The seamless dispute resolution space described above is a dream for the future. It is a dream which I believe ICODR can help to achieve by offering a low-risk environment in which experimentation can take place. In the meantime, however, electronic technologies can already be said to enhance the very principles that underlie all true dispute resolution - neutrality, fairness and due process. They offer an instantly accessible memory of what has taken place, which acts as an invitation to prudence and, above all, to act in line with the expectations we have of ourselves. It is something of a paradox that one of the most immediate effects of the use of technology in dispute resolution is profoundly human.



1
The author thanks Jaime L. Beebout and John Strickland for their contributions to this article and to the success of ICODR, as well as the many friends and colleagues - too numerous to mention - with whom he exchanged ideas when preparing the article. Special thanks are given to Mirèze Philippe.


2
'In-House Tech Survey Results, Corporate Counsel', 22 April 2004, <http://www.law.com/jsp/article.jsp?id=1082131855835>.


3
This dates back to 1989 when the Chairman of the ICC International Court of Arbitration at the time, Alain Plantey, encouraged me to form a team to work on computerizing case management within the Secretariat of the Court.


4
Although no longer unique, ICODR is the pioneer in organizing online dispute resolution competitions. There have since been other initiatives, such as the international eNegotiation tournament sponsored by ICODR in 2003-2004 and the CyberTribunal II online arbitration competition in French, which in 2004 has involved four schools competiting on one platform.

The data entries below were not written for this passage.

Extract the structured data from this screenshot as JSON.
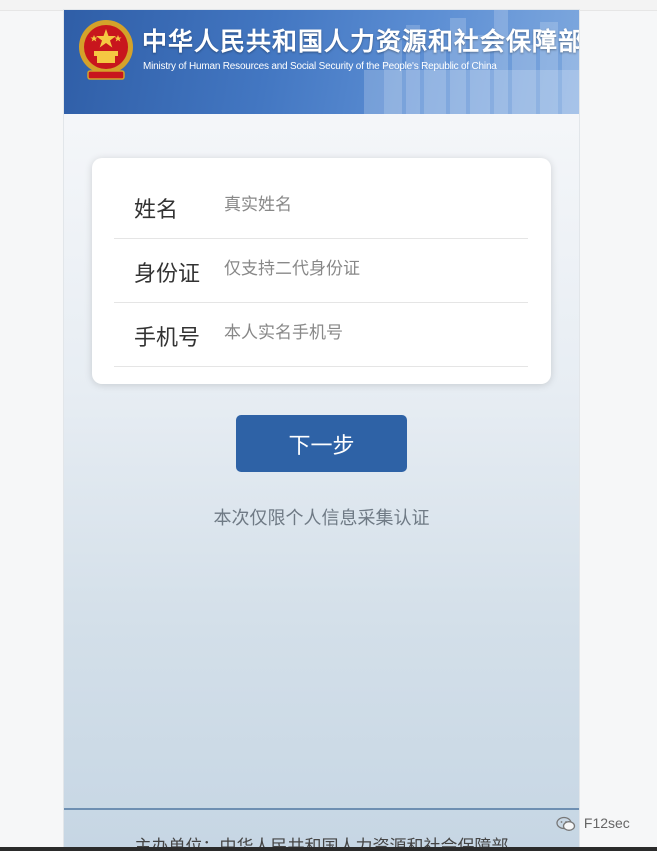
{
  "header": {
    "title_cn": "中华人民共和国人力资源和社会保障部",
    "title_en": "Ministry of Human Resources and Social Security of the People's Republic of China",
    "emblem_icon": "national-emblem-icon"
  },
  "form": {
    "fields": [
      {
        "label": "姓名",
        "placeholder": "真实姓名",
        "value": ""
      },
      {
        "label": "身份证",
        "placeholder": "仅支持二代身份证",
        "value": ""
      },
      {
        "label": "手机号",
        "placeholder": "本人实名手机号",
        "value": ""
      }
    ]
  },
  "actions": {
    "next_label": "下一步"
  },
  "notice": "本次仅限个人信息采集认证",
  "footer": {
    "text": "主办单位：中华人民共和国人力资源和社会保障部"
  },
  "watermark": {
    "text": "F12sec",
    "icon": "wechat-icon"
  },
  "colors": {
    "banner": "#3f72bd",
    "button": "#2e62a6",
    "notice_text": "#6f7a85"
  }
}
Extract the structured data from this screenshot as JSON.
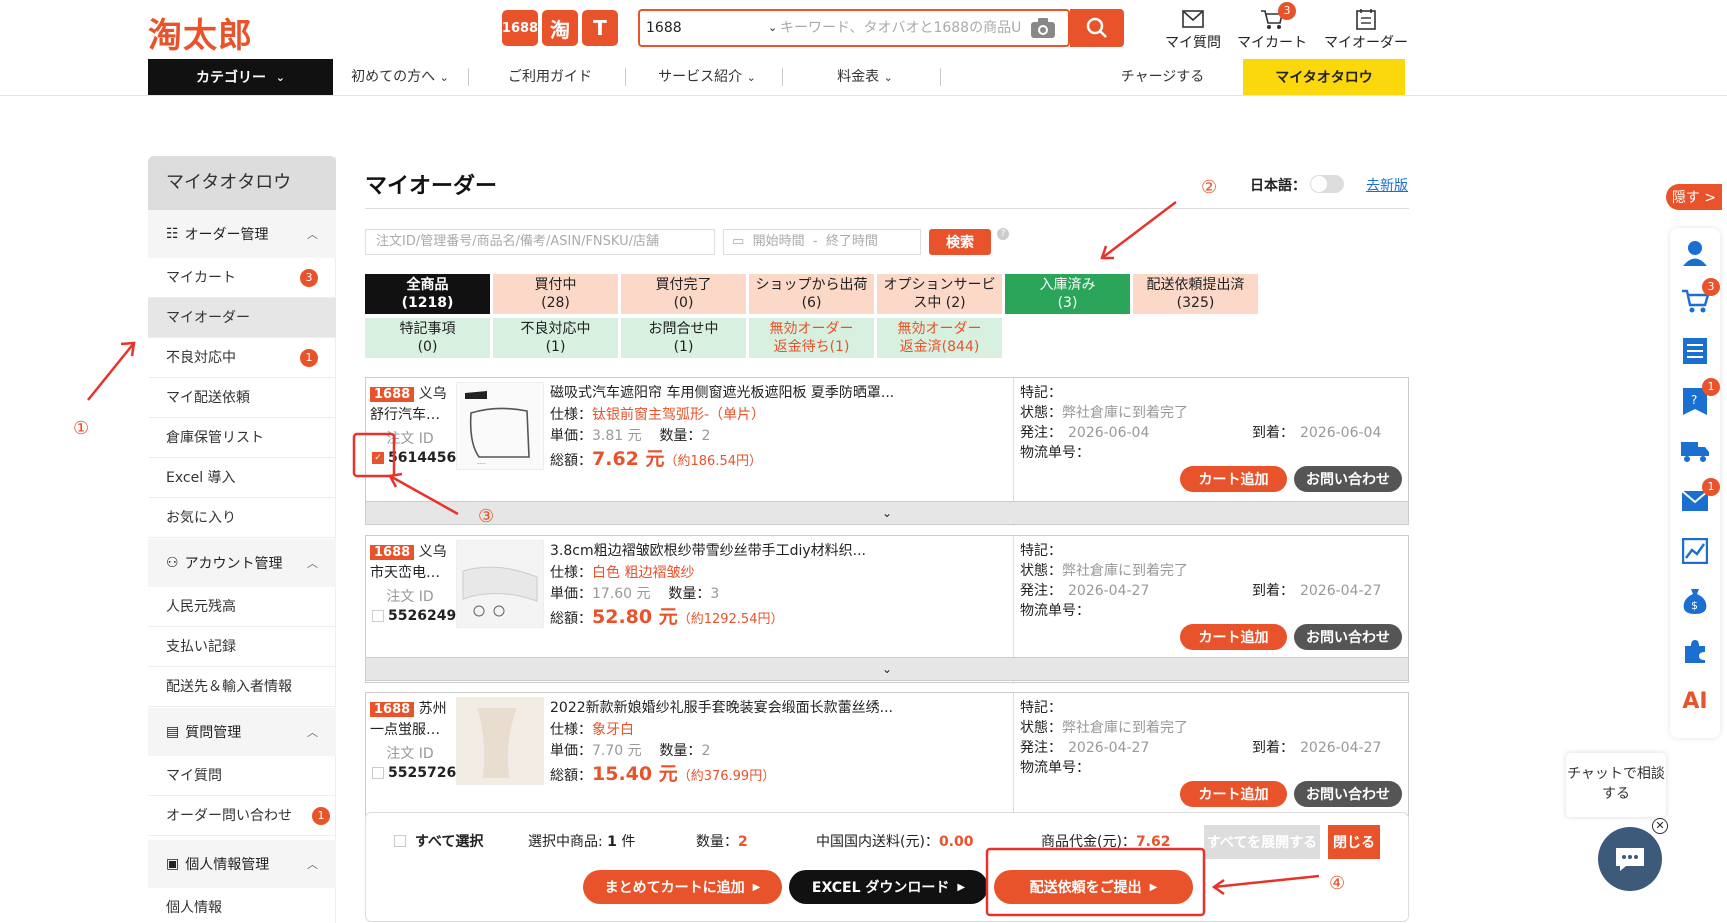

See <http://www.enegotiation.org> and <http://www.cybertribunal.org>. See also, for news and general information, the web site of the Center for Information Technology and Dispute Resolution of the University of Massachusetts, which sponsors ICODR: <http://www.odr.info>.


5
For further information on previous ICODR competitions, see B. Davis, 'ICODR 2003 : Helping Humanity Progress' (2003) 20 J. Int. Arb. 589.


6
Between 1999 and 2002 Squaretrade used online dispute resolution in over 800,000 disputes. See S. Abernathy, 'Building Large-Scale Online Dispute Resolution and Trustmark Systems', Proceedings of the UNECE Forum on ODR 2003, <http://www.odr.info/unece2003/pdf/Abernethy.pdf>.


7
Some of these were simply platforms through which negotiation could take place (e.g. SimpleNS, MeetingOne, WebNS, The Negotiating Room and Negoisst), while others provided analytical support to measure and represent negotiators' preferences too (e.g. Inspire, Family_Winner, and SmartSettle).These technologies are described at greater length at <http://www.enegotiation.org/2004/enstrainingmanual.html>.


8
Thus separate folders for documents and message exchanges for (1) the claimant alone, (2) the claimant and the tribunal arbitral (in case of mediation and arbitration together), (3) the respondent alone, (4) the respondent and the tribunal arbitral, (5) the arbitral tribunal alone, and (6) the parties and the arbitral tribunal together. Outside the context of ICODR, claimant-only and respondent-only sub-rooms may be useful in multiparty situations and where the claimant or the respondent has people in different offices working on the same case.


9
By definition, any agreement is 'win-win'. However, SmartSettle can help parties who have reached a tentative agreement based on their preferences to see whether there are further options available to improve the deal without diminishing their satisfaction - hence the expression 'beyond win-win'.


10
It is also interesting to note that force of circumstance can lead to greater use of electronic documents. In the US Supreme Court, for example, the delays caused by the need to check all physical submissions for anthrax has encouraged the filing of documents in electronic format pending the clearing of the paper originals.